I had to accept it was a possibility. Just because I’d fallen so fucking hard didn’t mean she felt the same now that we were back home. She didn’t strike me as fickle, but she’d always been a rule follower, and I, well, I broke every rule in the book.
But if she didn’t want me, I would give Glory whatever she needed—whatever made her happy—even if that meant letting her go. Even if it meant the closest I would ever come to snaring that dreamscape was the memory of having her.
Glory
LV
I followed Healer Istan through the side doors, forcing myself not to look at Cammon over my shoulder. I couldn’t. Not until I’d spoken with the king and taken my first steps down the path towards my future. I couldn’t allow the expression on his face to influence me or make me nervous. I had made up my mind about what my future looked like, and I was choosing that future for me, not for him.
I expected Istan to take me to the healing bay, but instead she led me upstairs, away from the royal hospital and towards the private rooms that sat on the upper floors. Of course that’s where we were going. King Evaniel wouldn’t have put his betrothed among the rest of the sick and injured. Especially not if they still didn’t know who had cursed her.

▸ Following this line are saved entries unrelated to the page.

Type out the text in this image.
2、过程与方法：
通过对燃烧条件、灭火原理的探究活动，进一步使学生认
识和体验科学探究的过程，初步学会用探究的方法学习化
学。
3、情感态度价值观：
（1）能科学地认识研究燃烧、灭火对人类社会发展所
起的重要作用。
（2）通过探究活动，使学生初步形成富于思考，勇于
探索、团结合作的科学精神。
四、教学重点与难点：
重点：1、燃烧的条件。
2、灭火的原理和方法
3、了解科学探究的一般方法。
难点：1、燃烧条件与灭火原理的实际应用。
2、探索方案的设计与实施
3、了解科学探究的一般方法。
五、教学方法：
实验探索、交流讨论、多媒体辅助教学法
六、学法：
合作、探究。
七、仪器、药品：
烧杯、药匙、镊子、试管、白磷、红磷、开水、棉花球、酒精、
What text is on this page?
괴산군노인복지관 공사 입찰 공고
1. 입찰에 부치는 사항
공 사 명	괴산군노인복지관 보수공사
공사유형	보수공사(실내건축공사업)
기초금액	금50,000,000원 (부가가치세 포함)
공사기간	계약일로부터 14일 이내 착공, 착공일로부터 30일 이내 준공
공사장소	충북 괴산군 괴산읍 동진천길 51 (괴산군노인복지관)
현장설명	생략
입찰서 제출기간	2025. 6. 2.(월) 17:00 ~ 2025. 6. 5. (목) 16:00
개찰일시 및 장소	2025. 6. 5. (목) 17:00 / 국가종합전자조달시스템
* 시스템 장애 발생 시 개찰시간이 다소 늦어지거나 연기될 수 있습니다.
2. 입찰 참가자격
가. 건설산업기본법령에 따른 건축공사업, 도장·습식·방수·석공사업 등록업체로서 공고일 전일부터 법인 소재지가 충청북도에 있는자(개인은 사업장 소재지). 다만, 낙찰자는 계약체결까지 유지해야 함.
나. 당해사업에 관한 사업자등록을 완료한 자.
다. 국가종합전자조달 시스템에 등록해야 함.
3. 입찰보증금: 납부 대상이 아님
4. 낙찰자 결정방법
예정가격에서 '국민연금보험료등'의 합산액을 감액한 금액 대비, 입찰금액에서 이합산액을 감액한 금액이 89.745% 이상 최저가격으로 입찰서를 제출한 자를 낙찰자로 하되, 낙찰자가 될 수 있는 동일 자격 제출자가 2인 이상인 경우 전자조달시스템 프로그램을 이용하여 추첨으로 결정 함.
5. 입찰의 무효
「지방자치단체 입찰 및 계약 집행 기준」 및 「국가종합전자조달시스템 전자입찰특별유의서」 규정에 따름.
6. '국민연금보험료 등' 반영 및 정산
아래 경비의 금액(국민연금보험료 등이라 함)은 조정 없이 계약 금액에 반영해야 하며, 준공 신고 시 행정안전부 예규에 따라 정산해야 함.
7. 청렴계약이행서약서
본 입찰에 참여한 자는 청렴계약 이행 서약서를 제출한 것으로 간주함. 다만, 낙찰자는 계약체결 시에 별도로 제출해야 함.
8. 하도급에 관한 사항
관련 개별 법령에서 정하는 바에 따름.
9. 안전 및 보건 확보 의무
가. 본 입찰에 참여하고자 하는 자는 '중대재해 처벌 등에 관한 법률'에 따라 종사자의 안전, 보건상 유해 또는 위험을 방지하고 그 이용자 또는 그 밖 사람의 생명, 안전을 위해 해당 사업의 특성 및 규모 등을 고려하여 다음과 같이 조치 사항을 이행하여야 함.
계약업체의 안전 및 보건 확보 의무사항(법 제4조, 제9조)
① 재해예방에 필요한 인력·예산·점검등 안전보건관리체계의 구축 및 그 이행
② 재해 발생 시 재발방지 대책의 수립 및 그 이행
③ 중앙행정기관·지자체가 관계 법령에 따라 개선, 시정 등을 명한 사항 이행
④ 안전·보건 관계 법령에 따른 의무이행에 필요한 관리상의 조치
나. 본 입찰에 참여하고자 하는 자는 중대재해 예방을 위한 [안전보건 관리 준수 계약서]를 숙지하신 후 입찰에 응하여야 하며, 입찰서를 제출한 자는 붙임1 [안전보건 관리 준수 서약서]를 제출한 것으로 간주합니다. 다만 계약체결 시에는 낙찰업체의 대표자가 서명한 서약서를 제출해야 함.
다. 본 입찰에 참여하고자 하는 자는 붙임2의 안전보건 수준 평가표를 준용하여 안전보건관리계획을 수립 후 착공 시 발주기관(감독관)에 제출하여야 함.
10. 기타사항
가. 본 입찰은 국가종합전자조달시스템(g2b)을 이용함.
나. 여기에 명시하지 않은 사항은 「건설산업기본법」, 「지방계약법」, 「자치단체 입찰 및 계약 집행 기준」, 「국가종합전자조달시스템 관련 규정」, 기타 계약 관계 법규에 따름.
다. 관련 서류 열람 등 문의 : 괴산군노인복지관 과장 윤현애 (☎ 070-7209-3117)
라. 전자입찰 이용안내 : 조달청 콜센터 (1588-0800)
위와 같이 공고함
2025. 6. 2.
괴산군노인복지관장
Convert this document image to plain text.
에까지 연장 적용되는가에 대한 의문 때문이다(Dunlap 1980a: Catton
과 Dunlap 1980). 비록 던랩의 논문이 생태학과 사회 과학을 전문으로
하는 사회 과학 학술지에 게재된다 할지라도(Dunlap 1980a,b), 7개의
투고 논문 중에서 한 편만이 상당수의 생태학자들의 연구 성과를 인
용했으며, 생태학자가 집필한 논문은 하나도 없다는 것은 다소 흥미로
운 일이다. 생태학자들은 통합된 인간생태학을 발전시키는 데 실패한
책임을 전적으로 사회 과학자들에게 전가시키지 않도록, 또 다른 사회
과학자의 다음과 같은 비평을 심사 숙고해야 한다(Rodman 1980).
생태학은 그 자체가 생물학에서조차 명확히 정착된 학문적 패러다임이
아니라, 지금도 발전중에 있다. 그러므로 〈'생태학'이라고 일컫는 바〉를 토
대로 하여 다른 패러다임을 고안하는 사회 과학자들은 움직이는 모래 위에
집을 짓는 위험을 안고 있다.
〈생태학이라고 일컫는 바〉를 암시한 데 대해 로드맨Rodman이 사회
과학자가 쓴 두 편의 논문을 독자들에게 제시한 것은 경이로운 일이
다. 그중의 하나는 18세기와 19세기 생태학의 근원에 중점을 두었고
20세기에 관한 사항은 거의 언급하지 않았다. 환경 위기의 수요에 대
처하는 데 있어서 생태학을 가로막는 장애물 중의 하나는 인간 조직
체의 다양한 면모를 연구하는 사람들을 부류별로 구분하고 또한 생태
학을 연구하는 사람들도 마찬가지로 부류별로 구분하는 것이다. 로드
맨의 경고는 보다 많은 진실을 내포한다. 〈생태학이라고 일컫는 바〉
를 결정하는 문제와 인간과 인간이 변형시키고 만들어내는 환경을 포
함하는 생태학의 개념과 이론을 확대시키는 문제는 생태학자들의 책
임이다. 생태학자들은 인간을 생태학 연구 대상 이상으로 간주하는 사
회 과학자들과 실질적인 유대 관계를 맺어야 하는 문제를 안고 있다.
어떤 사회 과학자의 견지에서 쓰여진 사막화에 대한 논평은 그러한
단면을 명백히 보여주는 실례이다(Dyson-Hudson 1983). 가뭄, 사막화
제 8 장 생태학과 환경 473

We entered the room, and I looked down at the woman asleep in bed. Her soft blond hair stretched across the pillows, her delicate features and the slight points of her ears giving away her fae heritage. She was beautiful, and I had no doubt she would be a shining light beside our Nightfall King on the Golthwainian throne. Even if she did look a little soft compared to the hard edges and sharp personality of our handsome monarch.
“You have it?”
The monarch in question spoke from behind me, and I turned to face him before dropping into a deep curtsy—or as best I could do in tattered breeches and the shirt of the captain’s old cabin boy. Never in my life had I been publicly seen in such a state, but King Evaniel didn’t appear to care, and wildly, I didn’t either. “I do, Your Majesty.”